La cour constate ensuite qu’il résulte de l’inscription au Registre des Etrangers et du document de composition de ménage que les enfants bénéficiaient d’un titre de séjour et faisaient partie du ménage du père. La condition de prise en charge est dès lors remplie.

Elle en vient ensuite à la question de la prise en charge par le SESO. Il ne faut pas assimiler celle-ci à l’hébergement géré par FEDASIL, la cour considérant que l’intervention de cette institution doit être comparée à la situation dans laquelle un C.P.A.S. accorde une aide financière (le C.P.A.S. de Bruxelles ayant d’ailleurs pris le relais ultérieurement, lorsque la famille a quitté le logement mis à sa disposition par cette institution).

Revenant à l’arrêt de la Cour constitutionnelle, sur lequel s’appuie l’Office, la cour rappelle que c’est en l’absence de droit (et elle souligne) aux prestations familiales garanties que le C.P.A.S. peut être amené à accorder une aide spécifique qui va tenir compte de cette situation, mais que ceci ne signifie pas que l’O.N.A.F.T.S. est, par là même, dégagé de ses propres obligations légales.

Elle fait encore grief à l’Office de ne pas avoir vérifié la question des ressources, comme la loi le lui permet, et considérer qu’il ne peut se retrancher derrière la circonstance que la pratique des I.L.A. (initiatives locales d’accueil) ne permet pas de connaître le montant de celles-ci avec exactitude pour ne pas intervenir.

Tout en relevant encore que le SESO a procédé par avances, remboursables, elle constate qu’il n’a fait que se substituer temporairement à l’O.N.A.F.T.S. dans l’attente que celui-ci respecte ses obligations légales.
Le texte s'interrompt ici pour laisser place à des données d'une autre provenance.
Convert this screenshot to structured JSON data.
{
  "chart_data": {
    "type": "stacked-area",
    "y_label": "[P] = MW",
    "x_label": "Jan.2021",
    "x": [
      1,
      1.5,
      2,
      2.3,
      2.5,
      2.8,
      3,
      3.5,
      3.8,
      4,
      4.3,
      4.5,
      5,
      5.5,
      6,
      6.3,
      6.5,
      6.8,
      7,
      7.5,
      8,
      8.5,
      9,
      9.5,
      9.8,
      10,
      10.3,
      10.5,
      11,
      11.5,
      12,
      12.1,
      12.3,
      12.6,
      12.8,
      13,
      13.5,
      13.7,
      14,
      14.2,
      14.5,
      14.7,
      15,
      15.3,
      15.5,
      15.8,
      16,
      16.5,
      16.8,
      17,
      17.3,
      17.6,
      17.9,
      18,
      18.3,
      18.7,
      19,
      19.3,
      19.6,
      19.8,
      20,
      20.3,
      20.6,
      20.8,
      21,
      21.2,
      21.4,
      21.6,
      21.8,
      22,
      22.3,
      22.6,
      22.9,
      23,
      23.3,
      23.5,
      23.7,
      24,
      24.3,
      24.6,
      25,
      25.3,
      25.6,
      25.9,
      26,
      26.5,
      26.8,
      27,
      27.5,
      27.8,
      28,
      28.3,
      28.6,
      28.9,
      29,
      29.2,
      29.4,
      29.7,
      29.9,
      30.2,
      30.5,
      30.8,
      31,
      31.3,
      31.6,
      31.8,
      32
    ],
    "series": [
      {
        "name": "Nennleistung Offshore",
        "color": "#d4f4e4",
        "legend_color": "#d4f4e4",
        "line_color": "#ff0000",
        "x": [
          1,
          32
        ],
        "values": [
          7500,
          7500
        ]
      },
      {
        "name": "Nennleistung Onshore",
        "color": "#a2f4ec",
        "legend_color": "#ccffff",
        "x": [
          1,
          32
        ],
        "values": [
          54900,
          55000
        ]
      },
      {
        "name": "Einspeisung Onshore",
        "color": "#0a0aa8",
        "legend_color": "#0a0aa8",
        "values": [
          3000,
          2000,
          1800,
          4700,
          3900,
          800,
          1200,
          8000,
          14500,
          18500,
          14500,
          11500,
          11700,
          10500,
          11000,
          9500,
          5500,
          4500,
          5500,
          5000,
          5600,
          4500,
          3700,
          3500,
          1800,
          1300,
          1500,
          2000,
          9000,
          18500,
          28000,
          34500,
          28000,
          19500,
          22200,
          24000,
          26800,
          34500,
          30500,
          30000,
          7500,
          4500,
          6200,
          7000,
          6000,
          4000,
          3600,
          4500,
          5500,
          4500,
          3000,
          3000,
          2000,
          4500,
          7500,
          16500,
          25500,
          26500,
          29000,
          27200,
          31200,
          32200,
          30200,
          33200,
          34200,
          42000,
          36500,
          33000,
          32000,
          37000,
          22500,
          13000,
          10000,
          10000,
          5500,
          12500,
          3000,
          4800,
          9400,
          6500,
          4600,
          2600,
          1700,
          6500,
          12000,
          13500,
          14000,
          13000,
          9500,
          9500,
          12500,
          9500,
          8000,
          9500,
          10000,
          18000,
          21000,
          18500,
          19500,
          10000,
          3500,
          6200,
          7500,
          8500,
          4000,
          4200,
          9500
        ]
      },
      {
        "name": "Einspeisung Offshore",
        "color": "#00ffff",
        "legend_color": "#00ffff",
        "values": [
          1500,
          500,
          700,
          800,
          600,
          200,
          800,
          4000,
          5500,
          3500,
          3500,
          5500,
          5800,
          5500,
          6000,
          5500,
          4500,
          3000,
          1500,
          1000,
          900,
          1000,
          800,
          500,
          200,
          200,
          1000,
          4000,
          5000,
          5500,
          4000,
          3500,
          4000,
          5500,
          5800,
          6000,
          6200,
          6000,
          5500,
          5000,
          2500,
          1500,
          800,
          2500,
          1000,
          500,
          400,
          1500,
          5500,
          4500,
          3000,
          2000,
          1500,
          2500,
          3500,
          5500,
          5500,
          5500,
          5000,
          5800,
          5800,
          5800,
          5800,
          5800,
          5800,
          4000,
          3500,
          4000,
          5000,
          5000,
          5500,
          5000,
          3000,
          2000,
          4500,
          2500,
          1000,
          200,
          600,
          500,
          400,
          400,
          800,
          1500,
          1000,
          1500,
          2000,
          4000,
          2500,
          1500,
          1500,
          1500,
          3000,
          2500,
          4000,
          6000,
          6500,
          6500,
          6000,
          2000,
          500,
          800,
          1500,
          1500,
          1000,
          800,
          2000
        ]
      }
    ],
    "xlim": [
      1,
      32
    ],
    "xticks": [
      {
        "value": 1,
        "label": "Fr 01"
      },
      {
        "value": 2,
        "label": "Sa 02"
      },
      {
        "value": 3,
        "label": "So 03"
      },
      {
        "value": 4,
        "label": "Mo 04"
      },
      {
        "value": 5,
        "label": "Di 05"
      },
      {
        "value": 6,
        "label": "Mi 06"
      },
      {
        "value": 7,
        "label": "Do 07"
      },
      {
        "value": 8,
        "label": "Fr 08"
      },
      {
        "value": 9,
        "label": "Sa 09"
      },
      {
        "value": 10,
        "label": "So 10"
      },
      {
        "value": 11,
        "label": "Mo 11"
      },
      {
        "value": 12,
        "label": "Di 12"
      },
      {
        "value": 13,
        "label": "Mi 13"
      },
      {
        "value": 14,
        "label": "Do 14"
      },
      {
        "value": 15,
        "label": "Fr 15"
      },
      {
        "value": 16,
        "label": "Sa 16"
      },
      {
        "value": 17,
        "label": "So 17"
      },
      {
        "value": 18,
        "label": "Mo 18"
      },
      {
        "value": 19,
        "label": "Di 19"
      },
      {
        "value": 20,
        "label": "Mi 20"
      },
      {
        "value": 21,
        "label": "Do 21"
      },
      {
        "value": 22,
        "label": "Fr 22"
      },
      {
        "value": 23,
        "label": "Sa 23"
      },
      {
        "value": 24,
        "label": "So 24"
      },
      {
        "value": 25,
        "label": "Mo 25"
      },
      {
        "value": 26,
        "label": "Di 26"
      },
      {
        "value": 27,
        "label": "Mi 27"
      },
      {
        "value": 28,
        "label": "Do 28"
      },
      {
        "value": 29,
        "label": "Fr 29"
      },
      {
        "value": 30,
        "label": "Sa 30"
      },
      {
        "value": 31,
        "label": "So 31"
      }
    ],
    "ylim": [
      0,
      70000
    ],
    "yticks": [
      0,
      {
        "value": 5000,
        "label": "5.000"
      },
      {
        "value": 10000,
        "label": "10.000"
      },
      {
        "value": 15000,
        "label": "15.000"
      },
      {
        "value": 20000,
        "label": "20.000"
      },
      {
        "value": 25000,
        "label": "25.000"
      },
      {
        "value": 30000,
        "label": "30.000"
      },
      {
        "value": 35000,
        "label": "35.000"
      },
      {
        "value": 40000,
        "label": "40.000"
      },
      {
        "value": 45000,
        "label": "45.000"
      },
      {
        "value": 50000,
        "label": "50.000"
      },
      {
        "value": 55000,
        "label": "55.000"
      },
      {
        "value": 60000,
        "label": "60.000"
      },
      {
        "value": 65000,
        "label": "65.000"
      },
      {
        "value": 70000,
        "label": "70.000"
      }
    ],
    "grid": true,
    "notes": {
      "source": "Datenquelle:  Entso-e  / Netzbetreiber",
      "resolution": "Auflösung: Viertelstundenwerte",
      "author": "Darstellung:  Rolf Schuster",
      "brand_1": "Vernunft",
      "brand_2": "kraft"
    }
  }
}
La cour confirme dès lors le jugement.

Intérêt de la décision

Cet arrêt de la Cour du travail de Bruxelles, statuant dans une hypothèse classique de régularisation de séjour, rappelle que, dès lors que la demande d’autorisation est considérée recevable et que l’attestation d’immatriculation est délivrée, elle implique que les bénéficiaires sont en séjour légal et, tant qu’elle n’est pas retirée, que le droit au séjour est conforme à la loi du 15 décembre 1980. L’O.N.A.F.T.S. ne peut refuser l’octroi des prestations familiales garanties au motif que le demandeur ne serait pas à ce moment en séjour illimité.